Random “open door” trivia: An aggressively open-door dorm gave me early warning of a major earthquake AND multiple open doorways to shelter in :slight_smile:

This is not worth being angry AND sad over. My daughter is starting her fourth year in a dorm building with outdoor entrances, and the doors are spring loaded to close. No one wants them open because it lets all of the nice air-conditioned air out. She has plenty of friends despite the way the doors are set up. :slight_smile:

I agree with doschicos, that this isn’t the real issue, for your daughter and maybe for you.

It takes some months to really settle in, make friends, adjust and enjoy college. Some, who end up thriving in the end, are still homesick or uncomfortable during the holidays in freshman year.

I think it is good to convey to your daughter that it is normal for her to feel sad or disoriented, and normal to find making friends (real friends) difficult at first. Again, it takes time.

It is a big deal to leave home and go to college. Huge. I think our culture trivializes it in some ways. Honor her feelings but remind her it is very early and things will get better. And try not to worry yourself- hard I know.

Finally, your daughter may not repeat every aspect of your happy experience. In that respect, closed versus open doors probably won’t be the only difference :slight_smile:

How would she know there’s nobody in the common room if she’s in her room all the time? Get her and roomie to just hangout there. Bring their laptop, a book, whatever they’re doing in their room. People will see and conversations will happen.

I can’t imagine that most housing offices would spend much time talking to some random anonymous parent.

Some of these suggestions about setting up a party in the common room, or knocking on doors, or joining clubs, or other such “extroverted” activities are great if the D is an extrovert. But what if D is shy, or more introverted? She won’t do any of those types of things, at least not right away. The “open door” recommendation at most dorms is there to help the introverts who are unlikely to leave the room except to go to class. The extroverts usually don’t need any help finding and making friends.

OP, I hope your D has a friendly roommate? Or possibly other friends at this school? I apologize that I didn’t read the whole thread, but I hope she has other ways of meeting kids beyond the dorm. If she is brave enough to put up signs on the door and encourage others on the floor to do so, and throw pizza parties, etc., those are some great suggestions. Or, if she’s too shy to do those types of things, maybe her roommate is outgoing enough?

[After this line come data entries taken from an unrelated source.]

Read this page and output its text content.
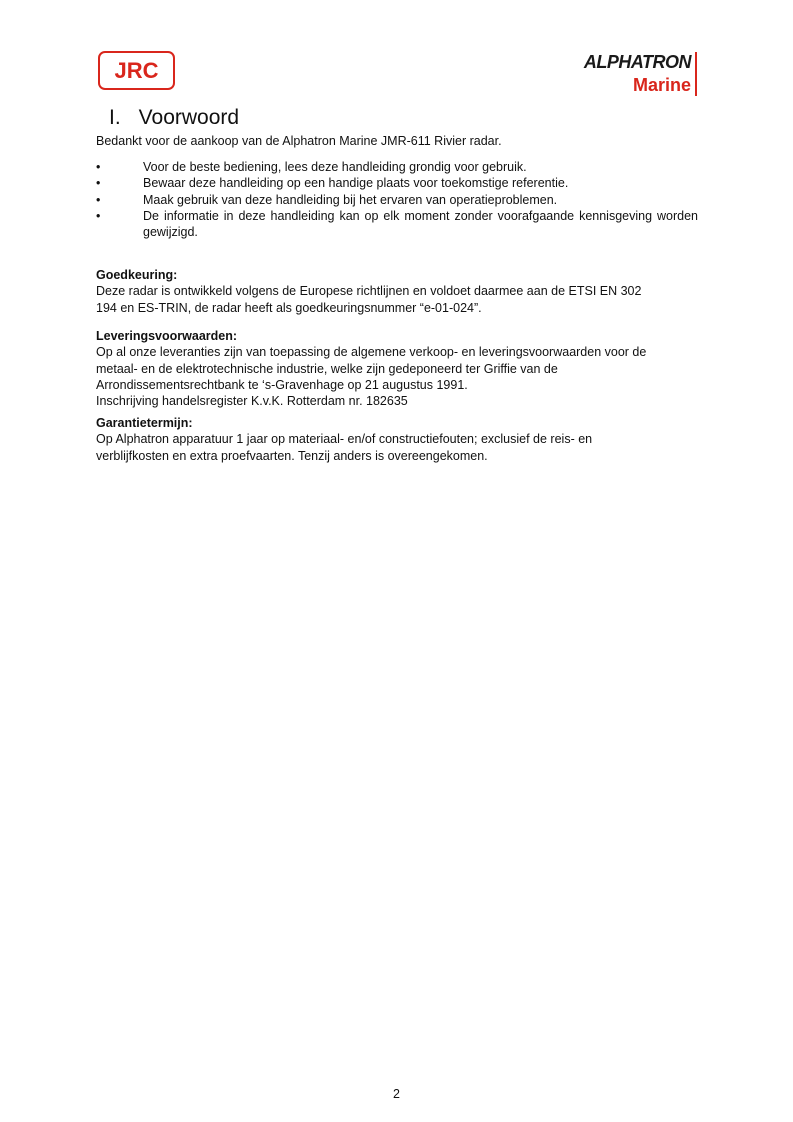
JRC	ALPHATRON
Marine
I. Voorwoord
Bedankt voor de aankoop van de Alphatron Marine JMR-611 Rivier radar.
•	Voor de beste bediening, lees deze handleiding grondig voor gebruik.
•	Bewaar deze handleiding op een handige plaats voor toekomstige referentie.
•	Maak gebruik van deze handleiding bij het ervaren van operatieproblemen.
•	De informatie in deze handleiding kan op elk moment zonder voorafgaande kennisgeving worden gewijzigd.
Goedkeuring:
Deze radar is ontwikkeld volgens de Europese richtlijnen en voldoet daarmee aan de ETSI EN 302
194 en ES-TRIN, de radar heeft als goedkeuringsnummer “e-01-024”.
Leveringsvoorwaarden:
Op al onze leveranties zijn van toepassing de algemene verkoop- en leveringsvoorwaarden voor de
metaal- en de elektrotechnische industrie, welke zijn gedeponeerd ter Griffie van de
Arrondissementsrechtbank te ‘s-Gravenhage op 21 augustus 1991.
Inschrijving handelsregister K.v.K. Rotterdam nr. 182635
Garantietermijn:
Op Alphatron apparatuur 1 jaar op materiaal- en/of constructiefouten; exclusief de reis- en
verblijfkosten en extra proefvaarten. Tenzij anders is overeengekomen.
2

My kids were grateful for a door that was shut. They aren’t really antisocial so much as needing a refuge to come back to. It really depends. It is so early, all these kids will meet people and be fine, regardless of the door issue.

I am tempted to say be grateful this is the issue you are dealing with. Many parents have worries about medical or psychiatric issues, or about money, or countless other things. This really will be okay.

My best college friends didn’t even live in my dorm. They lived in different dorms BUT we ate in the same dining hall. Dinner time became a huge social time. And often something else followed, either a card game, movie, or social outing. Some of us discovered we were in the same courses, different sections…and we studied together.

And the friends I still keep in touch with were in my major…and in almost all of my classes.

My D’s school had this policy. When she was an RA, she devised a system where each room was given a sign to put on the door when the occupants were interested in company and people could just knock and be let in. If you weren’t in or didn’t want company, you took the sign off. Maybe your D can suggest something similar for her floor.